Ao ler a versão digital do Jornal da Cidade entre os treinos da Seleção Brasileira Feminina de Basquete, aqui em Campinas, tive uma grata surpresa ao ver que a Câmara Municipal de Bauru planeja uma homenagem a Nicola Avallone Júnior, o Nicolina. Ex-prefeito da cidade na década de 1950 e ex-deputado estadual, esse foi um homem bem à frente de seu tempo e que poderá ser homenageado tendo o viaduto que une a Bela Vista à Vila Falcão, até então dito inacabado, batizado com a sua memória. Em uma década em que a gestão de uma cidade era completamente diferente do que se vivencia hoje, ele conseguiu transformar uma pacata Bauru em uma cidade símbolo de uma época. Nas ruas, não havia uma pessoa que não o conhecesse: era popular, aclamado nas periferiais e prático na viabilização de seus projetos.
E olhem só que oportuno: o ex-prefeito que hoje quase é nome de viaduto já fora conhecido por ter levantado as mangas, captado recursos, e construído o Viaduto JK, aquele que hoje une a Bela Vista ao centro da cidade pela rua Azarias Leite. Na mesma região, Nicolinha inovou ao construir aquela que viria a ser a primeira escola infantil municipal de uma sequência de que passaria de dez espalhadas pela cidade.
Quem passa por Bauru sempre vai ouvir falar da avenida Nações Unidas. Pois bem, foi no mandato de Nicolinha que tudo começou com a canalização do ribeirão e a pavimentação do primeiro trecho que passou a ligar a Vila Antártica até a avenida Rodrigues Alves. Um mutirão de pessoas e construtoras foi montado na época, dando início ao que hoje é um dos principais símbolos da cidade.

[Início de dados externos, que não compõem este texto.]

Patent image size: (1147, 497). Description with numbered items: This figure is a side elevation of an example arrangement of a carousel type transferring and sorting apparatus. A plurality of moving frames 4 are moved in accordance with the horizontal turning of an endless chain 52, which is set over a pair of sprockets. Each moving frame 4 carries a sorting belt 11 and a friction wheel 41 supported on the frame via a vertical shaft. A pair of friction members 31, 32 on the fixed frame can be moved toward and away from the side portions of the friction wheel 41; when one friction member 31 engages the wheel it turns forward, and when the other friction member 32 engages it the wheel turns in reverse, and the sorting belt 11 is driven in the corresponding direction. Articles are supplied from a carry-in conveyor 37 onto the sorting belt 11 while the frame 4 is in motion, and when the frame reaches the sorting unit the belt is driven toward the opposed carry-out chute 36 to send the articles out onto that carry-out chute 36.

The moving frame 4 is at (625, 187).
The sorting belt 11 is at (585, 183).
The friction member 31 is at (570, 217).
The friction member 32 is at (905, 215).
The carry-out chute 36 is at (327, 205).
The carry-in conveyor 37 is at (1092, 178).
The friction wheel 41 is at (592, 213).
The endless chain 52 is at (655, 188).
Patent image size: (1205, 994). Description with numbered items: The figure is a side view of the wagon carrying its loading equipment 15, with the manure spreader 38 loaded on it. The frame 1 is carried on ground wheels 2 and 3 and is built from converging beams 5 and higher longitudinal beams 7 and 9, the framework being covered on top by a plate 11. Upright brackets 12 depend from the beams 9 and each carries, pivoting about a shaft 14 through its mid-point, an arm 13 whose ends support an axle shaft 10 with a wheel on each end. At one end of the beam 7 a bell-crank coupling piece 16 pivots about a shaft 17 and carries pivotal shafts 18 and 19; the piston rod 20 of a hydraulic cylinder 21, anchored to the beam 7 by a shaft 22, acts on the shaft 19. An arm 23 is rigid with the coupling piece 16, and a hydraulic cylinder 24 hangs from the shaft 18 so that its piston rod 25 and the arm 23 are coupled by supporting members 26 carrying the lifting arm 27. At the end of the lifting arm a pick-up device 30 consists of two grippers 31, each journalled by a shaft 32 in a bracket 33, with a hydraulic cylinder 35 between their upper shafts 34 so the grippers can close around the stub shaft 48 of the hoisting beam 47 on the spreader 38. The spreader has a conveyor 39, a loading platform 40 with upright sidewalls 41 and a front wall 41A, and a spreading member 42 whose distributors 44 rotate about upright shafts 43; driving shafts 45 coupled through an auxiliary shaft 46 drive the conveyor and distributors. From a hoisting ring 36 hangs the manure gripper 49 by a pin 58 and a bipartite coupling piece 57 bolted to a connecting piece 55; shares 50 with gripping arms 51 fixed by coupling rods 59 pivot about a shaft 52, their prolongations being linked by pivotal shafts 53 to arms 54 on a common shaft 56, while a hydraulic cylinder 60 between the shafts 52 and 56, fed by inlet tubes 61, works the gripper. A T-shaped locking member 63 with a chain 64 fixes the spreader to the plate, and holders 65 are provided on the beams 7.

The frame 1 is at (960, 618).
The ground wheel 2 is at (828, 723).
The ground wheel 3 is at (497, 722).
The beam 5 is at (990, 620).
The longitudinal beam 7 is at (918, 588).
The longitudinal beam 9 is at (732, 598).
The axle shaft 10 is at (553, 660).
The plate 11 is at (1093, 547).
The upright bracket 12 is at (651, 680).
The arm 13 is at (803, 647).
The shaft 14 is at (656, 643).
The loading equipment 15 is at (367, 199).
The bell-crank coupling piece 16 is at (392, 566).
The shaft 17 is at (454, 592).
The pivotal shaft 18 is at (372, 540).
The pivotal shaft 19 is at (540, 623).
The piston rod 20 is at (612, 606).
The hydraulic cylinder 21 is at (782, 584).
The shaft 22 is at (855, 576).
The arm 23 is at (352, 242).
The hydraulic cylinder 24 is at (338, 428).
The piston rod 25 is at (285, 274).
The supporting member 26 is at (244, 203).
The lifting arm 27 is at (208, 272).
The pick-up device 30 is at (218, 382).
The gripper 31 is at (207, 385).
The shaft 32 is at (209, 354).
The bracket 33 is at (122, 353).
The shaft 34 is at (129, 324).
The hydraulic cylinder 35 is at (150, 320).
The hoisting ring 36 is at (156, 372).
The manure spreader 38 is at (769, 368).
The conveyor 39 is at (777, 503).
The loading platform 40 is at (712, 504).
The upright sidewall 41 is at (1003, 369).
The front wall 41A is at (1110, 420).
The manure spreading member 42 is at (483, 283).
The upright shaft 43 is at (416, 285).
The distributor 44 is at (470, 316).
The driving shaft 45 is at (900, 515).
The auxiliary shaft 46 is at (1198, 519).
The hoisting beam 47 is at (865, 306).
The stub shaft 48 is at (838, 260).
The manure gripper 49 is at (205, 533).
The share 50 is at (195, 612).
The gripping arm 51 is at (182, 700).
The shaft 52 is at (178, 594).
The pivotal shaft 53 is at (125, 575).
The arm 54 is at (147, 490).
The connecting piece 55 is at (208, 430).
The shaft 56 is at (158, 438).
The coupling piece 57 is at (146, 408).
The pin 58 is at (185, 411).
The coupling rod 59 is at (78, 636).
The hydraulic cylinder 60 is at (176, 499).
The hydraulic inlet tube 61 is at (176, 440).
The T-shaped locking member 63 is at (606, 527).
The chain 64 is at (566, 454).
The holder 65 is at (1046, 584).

Quem nunca ouviu falar do lendário Bauru Atlético Clube, o BAC? Em 1951, sob a tutela de Nicolinha, aparecia o Esquadrão da Primavera com vitórias consagradoras. Aliado ao esporte, muita cultura e lazer. Esses foram os anos em que os artistas mais populares do país passaram por Bauru, como Emilinha Borba, Marlene e Angela Maria.
Não à toa em apenas três anos de mandato Nicolinha foi homenageado entre os dez prefeitos mais dinâmicos de todo o país. Motivos mais do que suficientes para ele apostar e lançar um slogan “Bauru, Cidade Sem Limites”, a partir de uma publicação no jornal Diário de Bauru, que ele também coordenava na época. Marca que perpassa o tempo e hoje é uma espécie de estandarte de uma cidade que não pode parar no tempo.
Bauru acerta ao prestar homenagem a Nicolinha. E tudo isso digo não pelo laço familiar que nos une (tenho a honra de ser seu sobrinho), mas sim como um cidadão bauruense das antigas que aprecia ver a sua cidade e seus representantes homenagearem aqueles que deram suor e sangue para impulsionar as suas raízes.